P.S.  My year + long absence has NOTHING to do with my WLS, or my type of WLS. See my profile.

Butterfly Reborn
on 10/17/07 4:23 pm
YES!  YES!   YES!! I've had SBBO several times.  I take probiotics every day and I have still ended up with SBBO (after/during a bowel obstruction which makes sense that colon bacteria gets up into the small intestine as the bowel is backing up).  I HIGHLY SUSPECT that the "gas" that is reported by RNYers after the six month mark (typically when they introduce carbs more) is from SBBO.  Usually, the body can and will correct itself; however, some of us aren't so fortunate and require treatment more so than probiotics.  Without question, PPIs affect bacterial growth.  PERIOD.  That "affect" may be so minimal that's it's unnoticed especially in a person who naturally maintains and/or quickly corrects an overgrowth.  However, I believe that some people are more predisposed to bacterial overgrowth issues than others - just as many things are -- in the genes -- a product of your environment or diet.  I'm suspicious that IBS, colitis, chron's etc. are all about bacterial imbalaces.  I'd love to see more research on this.  The bacteria will cause one to crave MORE of whats it digests in order to survive which further complicates things for the "host" or person.  So much of our heath comes from the digestive tract that it's not difficult to believe, assume, and/or prove (I suspect) that bacterial overgrowth is cause for many ailments as the immune system is generated here, toxins are fought here, etc.  "You are what you eat."   Wasn't it Hippocrates who believed in the secret of being diagnosed and/or of maintaining good health could be discovered through the 4 types of bile?  I believe he was RIGHT ON.  We made a HUGE mistake when we abdondoned that premise - as well as when we created other strains of bacteria in capsules to ward off other forms of bacteria.  I won't dismiss antibiotics as being life saving and even necessary; they are, however, overused causing a lack of tolerance and squashing/minimizing the body's ability to ward off disease and illness BEFORE and after it occurs.

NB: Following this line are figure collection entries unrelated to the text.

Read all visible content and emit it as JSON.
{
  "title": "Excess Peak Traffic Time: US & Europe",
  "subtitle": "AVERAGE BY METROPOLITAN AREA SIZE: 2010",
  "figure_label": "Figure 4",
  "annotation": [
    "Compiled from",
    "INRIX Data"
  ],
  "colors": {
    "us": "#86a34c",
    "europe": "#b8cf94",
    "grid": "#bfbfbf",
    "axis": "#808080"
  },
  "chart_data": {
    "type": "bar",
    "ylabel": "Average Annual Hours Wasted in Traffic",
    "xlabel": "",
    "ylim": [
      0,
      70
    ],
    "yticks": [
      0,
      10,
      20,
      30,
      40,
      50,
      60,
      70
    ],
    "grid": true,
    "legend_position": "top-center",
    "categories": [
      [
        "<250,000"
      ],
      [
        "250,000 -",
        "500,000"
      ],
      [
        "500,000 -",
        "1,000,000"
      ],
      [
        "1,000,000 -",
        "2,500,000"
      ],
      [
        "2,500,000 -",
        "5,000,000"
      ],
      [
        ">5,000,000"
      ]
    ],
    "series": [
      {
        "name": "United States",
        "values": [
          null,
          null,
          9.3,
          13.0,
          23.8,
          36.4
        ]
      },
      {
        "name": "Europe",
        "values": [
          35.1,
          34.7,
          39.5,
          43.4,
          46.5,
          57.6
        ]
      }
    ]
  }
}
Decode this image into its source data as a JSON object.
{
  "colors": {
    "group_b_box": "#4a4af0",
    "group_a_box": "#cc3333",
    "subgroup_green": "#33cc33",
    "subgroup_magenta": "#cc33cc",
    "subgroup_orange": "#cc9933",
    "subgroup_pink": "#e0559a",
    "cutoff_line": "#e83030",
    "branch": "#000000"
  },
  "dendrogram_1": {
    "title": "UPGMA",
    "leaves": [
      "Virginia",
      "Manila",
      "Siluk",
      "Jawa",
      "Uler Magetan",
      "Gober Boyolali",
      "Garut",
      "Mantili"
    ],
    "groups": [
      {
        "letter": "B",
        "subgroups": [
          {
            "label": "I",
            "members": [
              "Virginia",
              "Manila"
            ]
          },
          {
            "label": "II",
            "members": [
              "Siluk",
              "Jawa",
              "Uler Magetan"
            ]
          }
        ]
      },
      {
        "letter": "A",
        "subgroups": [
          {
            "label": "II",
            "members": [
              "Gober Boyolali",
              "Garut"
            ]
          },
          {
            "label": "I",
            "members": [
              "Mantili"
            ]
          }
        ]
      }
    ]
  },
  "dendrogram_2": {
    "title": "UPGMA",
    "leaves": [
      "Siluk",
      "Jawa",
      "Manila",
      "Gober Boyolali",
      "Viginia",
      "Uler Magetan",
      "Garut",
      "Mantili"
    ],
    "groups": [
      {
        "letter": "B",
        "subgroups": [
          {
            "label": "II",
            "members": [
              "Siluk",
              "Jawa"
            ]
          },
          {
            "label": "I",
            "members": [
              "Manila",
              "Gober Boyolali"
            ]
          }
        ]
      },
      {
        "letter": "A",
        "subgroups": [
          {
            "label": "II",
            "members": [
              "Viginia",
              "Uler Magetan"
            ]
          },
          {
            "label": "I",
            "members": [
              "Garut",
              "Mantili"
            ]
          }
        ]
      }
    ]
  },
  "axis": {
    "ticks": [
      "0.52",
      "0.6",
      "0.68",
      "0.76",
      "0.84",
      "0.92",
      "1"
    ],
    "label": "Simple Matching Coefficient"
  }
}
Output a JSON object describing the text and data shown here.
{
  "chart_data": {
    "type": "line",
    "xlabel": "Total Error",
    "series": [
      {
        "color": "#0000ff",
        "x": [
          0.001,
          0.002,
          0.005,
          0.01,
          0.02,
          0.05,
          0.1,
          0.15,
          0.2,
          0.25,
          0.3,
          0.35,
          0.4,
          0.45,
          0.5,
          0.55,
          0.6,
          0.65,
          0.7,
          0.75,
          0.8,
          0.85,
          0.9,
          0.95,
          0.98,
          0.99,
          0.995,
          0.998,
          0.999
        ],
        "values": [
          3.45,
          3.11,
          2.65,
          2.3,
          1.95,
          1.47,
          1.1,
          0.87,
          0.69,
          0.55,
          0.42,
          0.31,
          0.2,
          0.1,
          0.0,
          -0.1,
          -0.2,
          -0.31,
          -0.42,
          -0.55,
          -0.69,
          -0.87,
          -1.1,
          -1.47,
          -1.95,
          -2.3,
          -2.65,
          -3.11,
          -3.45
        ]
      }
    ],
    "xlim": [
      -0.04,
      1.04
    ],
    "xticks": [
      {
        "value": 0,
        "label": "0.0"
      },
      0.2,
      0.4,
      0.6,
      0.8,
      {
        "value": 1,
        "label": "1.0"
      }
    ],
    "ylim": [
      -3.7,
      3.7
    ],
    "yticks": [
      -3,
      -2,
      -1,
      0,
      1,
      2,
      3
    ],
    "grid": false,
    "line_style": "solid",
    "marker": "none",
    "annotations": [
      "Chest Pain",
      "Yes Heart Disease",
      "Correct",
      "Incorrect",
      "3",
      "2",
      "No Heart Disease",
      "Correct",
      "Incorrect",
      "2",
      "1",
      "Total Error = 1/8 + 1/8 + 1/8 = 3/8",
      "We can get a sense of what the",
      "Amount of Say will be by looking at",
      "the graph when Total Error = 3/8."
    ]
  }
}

I could go on and on and on about SBBO but to more directly answer the question posed, "Not only do I believe that (thought I'm not sure which study this person read) studies on SBBO are relevent to us, I believe they are MORE relevent to us than to a non-RNYer.

I have two sides to my brain - a right side and a left side.  The trouble is sometimes there is nothing left in the right side and nothing right in the left side.